Accurate forecasting of cellular network traffic is essential for network planning, resource allocation, and quality-of-service assurance in modern mobile communication systems. Real-world traffic often exhibits bursty endogenous dynamics and disturbances triggered by external urban events, which makes reliable prediction highly challenging. Most existing spatiotemporal traffic forecasting methods primarily focus on intrinsic traffic patterns or structural relationships within a single modality, and rarely model burst behavior together with exogenous contextual signals. To address this issue, we propose \textbf{MSPF-Net}, a multimodal cellular traffic forecasting framework that integrates external contextual information.
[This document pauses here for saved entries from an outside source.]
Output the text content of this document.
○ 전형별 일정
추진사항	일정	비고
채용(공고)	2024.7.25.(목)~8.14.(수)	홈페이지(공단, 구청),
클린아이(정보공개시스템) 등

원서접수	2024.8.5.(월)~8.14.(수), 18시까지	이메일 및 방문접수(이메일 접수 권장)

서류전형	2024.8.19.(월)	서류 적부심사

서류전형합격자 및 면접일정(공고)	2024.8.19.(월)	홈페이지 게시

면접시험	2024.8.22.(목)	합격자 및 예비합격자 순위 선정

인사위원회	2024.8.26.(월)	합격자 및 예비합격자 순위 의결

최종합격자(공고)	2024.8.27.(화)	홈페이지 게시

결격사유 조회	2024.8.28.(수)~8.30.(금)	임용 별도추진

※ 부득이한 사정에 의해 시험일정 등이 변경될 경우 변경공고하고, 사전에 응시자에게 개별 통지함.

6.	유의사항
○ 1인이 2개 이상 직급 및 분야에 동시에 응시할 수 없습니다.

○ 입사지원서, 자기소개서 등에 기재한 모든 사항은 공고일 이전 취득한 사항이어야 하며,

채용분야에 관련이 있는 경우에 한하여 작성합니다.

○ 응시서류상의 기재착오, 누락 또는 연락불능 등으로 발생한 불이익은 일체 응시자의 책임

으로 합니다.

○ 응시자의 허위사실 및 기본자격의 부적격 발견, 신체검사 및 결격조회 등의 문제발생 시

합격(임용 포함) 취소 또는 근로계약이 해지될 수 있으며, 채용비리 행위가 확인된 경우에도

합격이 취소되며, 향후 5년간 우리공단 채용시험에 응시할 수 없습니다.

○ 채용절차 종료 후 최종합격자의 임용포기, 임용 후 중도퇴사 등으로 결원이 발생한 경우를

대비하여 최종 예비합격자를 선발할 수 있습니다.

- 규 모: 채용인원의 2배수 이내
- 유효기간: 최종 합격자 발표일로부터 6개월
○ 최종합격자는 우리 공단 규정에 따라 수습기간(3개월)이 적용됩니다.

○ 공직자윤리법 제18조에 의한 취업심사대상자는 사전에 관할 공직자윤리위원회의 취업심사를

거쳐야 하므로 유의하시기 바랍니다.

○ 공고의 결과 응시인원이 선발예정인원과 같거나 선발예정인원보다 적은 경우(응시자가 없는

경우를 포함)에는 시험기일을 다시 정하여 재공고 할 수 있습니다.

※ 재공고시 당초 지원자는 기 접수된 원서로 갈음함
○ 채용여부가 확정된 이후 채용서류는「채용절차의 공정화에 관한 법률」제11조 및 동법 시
Specifically, MSPF-Net consists of a Spatiotemporal-Frequency Traffic Encoder for capturing temporal, spatial, and spectral traffic patterns, a Peak Enhancement Module for extracting burst-aware representations of sudden spikes, a News Context Representation Module for encoding urban news streams into exogenous contextual embeddings, and a Dynamic Fusion Prediction Module for adaptively integrating these heterogeneous signals to generate forecasts. Experiments on the Milano, Trento, and LTE traffic datasets demonstrate that jointly modeling traffic dynamics, burst patterns, and news contextual signals can effectively improve forecasting performance.